Debate brews over Children’s Hospital Colorado marijuana study

This is an archived article and the information in the article may be outdated. Please look at the time stamp on the story to see when it was last updated.

AURORA, Colo. — The debate over whether more teens are getting high since marijuana legalization is heating up after the release of a study from Children’s Hospital Colorado.

The study found marijuana is in more teens that are examined in the emergency room of Children’s Hospital and its affiliated urgent care centers across the metro area.

But the question remains: Are more teens, overall, consuming THC since legalization?

“The trend is there and we also wanted to show that this is just another way to look at the data,” said Dr. G. Sam Wang.

The data in the study focus on emergency room visits associated with marijuana-related symptoms.

Wang looked at marijuana medical codes on patient charts and drug test results from 2005 to 2015. He found more than 100 teens showing signs of marijuana use visited his ER in 2005.

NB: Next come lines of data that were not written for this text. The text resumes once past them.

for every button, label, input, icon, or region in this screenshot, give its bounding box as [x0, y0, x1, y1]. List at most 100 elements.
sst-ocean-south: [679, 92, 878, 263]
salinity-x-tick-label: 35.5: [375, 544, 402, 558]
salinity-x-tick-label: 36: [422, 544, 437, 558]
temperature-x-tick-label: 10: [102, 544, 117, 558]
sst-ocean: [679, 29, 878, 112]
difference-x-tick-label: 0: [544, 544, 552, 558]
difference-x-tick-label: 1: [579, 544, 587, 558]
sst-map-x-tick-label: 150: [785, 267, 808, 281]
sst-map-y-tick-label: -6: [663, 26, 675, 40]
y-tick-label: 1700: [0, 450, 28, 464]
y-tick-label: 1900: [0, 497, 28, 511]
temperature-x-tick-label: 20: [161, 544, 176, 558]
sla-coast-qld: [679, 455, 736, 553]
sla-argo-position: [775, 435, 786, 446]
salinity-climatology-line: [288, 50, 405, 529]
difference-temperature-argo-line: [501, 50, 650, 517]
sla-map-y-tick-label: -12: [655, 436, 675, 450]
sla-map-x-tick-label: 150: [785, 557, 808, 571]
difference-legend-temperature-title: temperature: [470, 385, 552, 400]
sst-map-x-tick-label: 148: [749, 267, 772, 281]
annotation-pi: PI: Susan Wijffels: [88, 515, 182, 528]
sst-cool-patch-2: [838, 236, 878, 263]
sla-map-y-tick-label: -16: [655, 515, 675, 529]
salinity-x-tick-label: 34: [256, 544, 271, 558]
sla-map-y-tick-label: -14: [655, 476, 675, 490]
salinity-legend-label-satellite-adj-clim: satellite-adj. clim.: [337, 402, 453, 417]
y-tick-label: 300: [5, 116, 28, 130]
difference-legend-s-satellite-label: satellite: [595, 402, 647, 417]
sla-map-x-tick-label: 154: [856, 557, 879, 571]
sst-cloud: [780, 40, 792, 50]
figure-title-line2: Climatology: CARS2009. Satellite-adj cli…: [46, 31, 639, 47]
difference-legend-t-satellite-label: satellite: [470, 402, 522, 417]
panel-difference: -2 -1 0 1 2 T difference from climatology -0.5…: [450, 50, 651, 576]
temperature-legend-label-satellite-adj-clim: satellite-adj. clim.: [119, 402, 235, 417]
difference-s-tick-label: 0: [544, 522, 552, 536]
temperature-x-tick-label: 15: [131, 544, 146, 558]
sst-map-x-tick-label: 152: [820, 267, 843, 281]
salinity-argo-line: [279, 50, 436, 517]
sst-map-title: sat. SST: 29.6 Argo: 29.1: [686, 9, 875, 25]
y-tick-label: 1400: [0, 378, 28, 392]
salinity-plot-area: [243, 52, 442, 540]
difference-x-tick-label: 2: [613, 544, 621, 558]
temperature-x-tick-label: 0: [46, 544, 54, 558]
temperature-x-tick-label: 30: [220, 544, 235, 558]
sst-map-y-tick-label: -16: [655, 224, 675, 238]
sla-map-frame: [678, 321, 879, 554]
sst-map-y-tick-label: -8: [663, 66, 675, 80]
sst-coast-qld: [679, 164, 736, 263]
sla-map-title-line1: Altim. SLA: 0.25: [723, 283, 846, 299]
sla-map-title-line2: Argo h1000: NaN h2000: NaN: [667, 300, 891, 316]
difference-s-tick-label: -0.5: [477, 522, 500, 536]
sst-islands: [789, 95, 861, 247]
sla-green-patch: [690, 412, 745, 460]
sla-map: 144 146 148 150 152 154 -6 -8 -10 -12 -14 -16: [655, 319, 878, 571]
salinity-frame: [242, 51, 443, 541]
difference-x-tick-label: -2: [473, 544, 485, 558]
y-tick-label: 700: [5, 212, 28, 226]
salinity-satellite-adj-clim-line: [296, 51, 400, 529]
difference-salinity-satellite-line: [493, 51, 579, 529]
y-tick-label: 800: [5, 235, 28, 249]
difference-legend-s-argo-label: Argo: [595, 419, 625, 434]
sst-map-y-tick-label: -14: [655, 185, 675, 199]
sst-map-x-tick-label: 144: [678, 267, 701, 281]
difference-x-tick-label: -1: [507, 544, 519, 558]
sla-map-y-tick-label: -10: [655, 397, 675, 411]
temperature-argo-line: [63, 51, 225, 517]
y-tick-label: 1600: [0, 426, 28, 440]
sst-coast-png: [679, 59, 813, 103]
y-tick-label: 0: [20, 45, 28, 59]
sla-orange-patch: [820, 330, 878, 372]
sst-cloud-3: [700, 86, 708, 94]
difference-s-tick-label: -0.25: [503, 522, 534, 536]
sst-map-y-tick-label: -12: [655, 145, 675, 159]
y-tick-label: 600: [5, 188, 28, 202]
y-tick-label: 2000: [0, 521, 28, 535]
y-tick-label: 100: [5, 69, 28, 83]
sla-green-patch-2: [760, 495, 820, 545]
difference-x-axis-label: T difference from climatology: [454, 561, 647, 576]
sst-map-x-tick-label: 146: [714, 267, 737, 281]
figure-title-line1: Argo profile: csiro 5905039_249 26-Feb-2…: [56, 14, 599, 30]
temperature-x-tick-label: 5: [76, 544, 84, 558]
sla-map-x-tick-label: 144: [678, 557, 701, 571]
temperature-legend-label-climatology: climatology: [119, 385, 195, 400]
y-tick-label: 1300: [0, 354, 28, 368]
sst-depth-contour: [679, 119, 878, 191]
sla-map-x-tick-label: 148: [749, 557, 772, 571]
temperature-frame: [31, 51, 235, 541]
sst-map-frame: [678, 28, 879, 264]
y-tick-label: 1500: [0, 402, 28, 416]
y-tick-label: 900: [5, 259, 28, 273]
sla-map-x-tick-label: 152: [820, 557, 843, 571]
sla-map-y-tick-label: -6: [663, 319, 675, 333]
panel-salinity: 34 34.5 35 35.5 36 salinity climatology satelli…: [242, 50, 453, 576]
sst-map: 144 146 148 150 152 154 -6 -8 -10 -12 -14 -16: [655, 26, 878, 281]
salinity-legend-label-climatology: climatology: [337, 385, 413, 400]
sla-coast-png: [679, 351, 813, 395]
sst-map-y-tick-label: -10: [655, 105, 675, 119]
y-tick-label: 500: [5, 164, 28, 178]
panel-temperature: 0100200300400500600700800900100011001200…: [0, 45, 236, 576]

That number jumped to 631 in 2014, according to Wang. The study also found that in 2015, four out of every 1,000 patients showed evidence of marijuana use.

“Not all of them likely came in with cannabis intoxication,” Wang said.

Wang said many of those studied came to the ER for other reasons such as alcohol abuse or psychiatric issues.

Even though the data show a spike, legalization supporters warn the study does not prove anything about an increased harm for teens.

“State and federal studies are showing that teen marijuana usage rates have not increased in Colorado,” said Mason Tvert with the Marijuana Policy Project. “In fact, they’ve actually slightly gone down.”

Tvert said the study, which has not yet been published, could be flawed because he believes more medical professionals are more likely to ask about marijuana usage now than before legalization.

That, he said, could skew the numbers.

“It raises a lot of questions about whether they’re doing more screening and testing more frequently than they did before,” Tvert said.

Wang stressed the study is not an end-all, be-all. He said it’s just another tool to use to further public discussion.

“I think this is just another way for us to really evaluate the impact that marijuana legalization has on our state and many others,” Wang said.

Wang said he is preparing further analysis before the study will be published. He is also exploring how marijuana affects teens with asthma.